The Frenchman went slowly toward the door. He faltered and looked round for a chair. He sat heavily down with a little exclamation of pain and exhaustion, and felt for his pocket-handkerchief. The scented cambric diffused a faint, dainty odor of violets. He sat forward with his two hands on his knees, swaying a little from side to side. Presently he raised his handkerchief to his face. There were tears in his eyes.

Thus the two men waited until De Chauxville had recovered himself sufficiently to take his departure. The air was full of naked human passions. It was rather a grewsome scene.

At last the Frenchman stood slowly up, and with characteristic thought of appearances fingered his torn coat.

"Have you a cloak?" asked Steinmetz.

"No."

The German went to a cupboard in the wall and selected a long riding-cloak, which he handed to the Frenchman without a word.

Thus Claude de Chauxville walked to the door in a cloak which had figured at many a Charity League meeting. Assuredly the irony of Fate is a keener thing than any poor humor we have at our command. When evil is punished in this present life there is no staying of the hand.

Steinmetz followed De Chauxville through the long passage they had traversed a few minutes earlier and down the broad staircase. The servants were waiting at the door with the horse put at the Frenchman's disposal by Paul.

De Chauxville mounted slowly, heavily, with twitching lips. His face was set and cold now. The pain was getting bearable, the wounded vanity was bleeding inwardly. In his dull eyes there was a gleam of hatred and malice. It was the face of a man rejoicing inwardly over a deep and certain vengeance.

"It is well!" he was muttering between his clenched teeth as he rode away, while Steinmetz watched him from the doorstep. "It is well! Now I will not spare you."

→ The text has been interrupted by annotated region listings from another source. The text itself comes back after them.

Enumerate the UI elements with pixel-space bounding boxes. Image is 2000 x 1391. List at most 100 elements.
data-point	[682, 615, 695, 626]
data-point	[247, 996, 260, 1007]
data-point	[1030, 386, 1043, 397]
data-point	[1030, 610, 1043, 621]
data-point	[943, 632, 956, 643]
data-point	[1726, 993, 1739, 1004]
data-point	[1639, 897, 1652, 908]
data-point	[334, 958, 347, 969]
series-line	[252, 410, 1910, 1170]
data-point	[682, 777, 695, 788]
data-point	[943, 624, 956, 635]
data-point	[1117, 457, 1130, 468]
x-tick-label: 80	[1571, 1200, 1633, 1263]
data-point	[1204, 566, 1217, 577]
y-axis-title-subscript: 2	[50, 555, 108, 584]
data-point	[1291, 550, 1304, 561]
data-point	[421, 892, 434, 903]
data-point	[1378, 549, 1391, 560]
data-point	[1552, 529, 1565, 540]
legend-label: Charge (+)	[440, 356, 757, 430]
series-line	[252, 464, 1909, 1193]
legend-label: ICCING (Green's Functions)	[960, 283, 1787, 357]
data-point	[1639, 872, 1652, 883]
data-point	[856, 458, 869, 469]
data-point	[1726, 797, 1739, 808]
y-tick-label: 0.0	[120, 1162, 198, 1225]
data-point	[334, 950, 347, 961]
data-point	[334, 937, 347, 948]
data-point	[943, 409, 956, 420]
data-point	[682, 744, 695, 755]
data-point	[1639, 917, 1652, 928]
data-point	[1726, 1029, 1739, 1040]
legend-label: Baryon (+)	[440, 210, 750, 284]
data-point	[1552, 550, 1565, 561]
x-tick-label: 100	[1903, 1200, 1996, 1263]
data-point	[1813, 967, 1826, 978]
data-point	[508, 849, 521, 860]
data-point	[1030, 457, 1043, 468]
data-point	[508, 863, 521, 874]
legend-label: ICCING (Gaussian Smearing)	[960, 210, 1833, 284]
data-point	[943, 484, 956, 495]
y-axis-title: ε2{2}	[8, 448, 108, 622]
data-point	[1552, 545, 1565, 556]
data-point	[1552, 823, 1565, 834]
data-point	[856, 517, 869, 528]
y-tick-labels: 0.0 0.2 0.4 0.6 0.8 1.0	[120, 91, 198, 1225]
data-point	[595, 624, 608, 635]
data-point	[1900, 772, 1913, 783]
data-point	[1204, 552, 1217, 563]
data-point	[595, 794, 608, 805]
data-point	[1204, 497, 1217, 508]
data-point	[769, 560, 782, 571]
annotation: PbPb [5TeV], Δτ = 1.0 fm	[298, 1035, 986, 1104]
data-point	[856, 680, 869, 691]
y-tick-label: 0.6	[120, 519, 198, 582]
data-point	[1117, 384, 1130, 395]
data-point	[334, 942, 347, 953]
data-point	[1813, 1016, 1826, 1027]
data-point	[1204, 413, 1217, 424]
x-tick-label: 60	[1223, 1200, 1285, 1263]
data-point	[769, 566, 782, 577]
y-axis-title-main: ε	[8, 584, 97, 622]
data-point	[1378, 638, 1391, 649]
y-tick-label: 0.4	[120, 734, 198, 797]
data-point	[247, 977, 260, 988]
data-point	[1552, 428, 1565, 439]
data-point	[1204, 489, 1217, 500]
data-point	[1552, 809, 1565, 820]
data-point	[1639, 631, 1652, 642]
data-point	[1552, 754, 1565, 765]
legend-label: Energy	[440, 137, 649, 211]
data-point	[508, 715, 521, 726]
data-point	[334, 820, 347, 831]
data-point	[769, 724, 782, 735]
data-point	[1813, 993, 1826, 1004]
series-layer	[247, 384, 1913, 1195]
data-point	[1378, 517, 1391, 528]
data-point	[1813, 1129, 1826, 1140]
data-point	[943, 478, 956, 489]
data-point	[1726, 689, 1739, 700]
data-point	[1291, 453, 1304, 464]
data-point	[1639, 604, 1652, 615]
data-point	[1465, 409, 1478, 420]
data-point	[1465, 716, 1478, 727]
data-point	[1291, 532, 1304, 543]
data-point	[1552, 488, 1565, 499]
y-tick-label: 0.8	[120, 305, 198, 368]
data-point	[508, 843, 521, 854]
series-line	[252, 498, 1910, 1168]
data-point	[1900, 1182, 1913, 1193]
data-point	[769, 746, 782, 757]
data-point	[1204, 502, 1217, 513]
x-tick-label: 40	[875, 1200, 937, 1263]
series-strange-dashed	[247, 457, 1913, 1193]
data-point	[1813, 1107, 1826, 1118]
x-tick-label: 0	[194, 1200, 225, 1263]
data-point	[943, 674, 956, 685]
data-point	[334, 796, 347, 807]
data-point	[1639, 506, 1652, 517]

He rode down the hill and through the village, with the light of the setting sun shining on a face where pain and deadly rage were fighting for the mastery.

CHAPTER XXXVIII

A TALE THAT IS TOLD

Karl Steinmetz walked slowly upstairs to his own room. The evening sun, shining through the small, deeply embrasured windows, fell on a face at no time joyous, now tired and worn. He sat down at his broad writing-table, and looked round the room with a little blink of the eyelids.

"I am getting too old for this sort of thing," he said.

His gaze lighted on the heavy riding-whip thrown on the ground near the door where he had released Claude de Chauxville, after the terrible punishment meted out to that foe with heavy Teutonic hand. Steinmetz rose, and picking up the whip with the grunt of a stout man stooping, replaced it carefully in the rack over the mantelpiece.

He stood looking out of the window for a few moments.

"It will have to be done," he said resolutely, and rang the bell.

"My compliments to the prince," he said to his servant, who appeared instantly, "and will he come to me here."

When Paul came into the room a few minutes later Steinmetz was standing by the fire. He turned and looked gravely at the prince.

"I have just kicked De Chauxville out of the house," he said.

The color left Paul's face quite suddenly.

"Why?" he asked, with hard eyes. He had begun to distrust Etta, and there is nothing so hard to stop as the growth of distrust.

Steinmetz did not answer at once.

"Was it not _my_ privilege?" asked Paul, with a grim smile. There are some smiles more terrible than any frown.

"No," answered Steinmetz, "I think not. It is not as bad as that. But it is bad enough, mein lieber!--it is bad enough! I horsewhipped him first for myself. Gott! how pleasant that was! And then I kicked him out for you."

"Why?" repeated Paul, with a white face.

"It is a long story," answered Steinmetz, without looking at him. "He knows too much."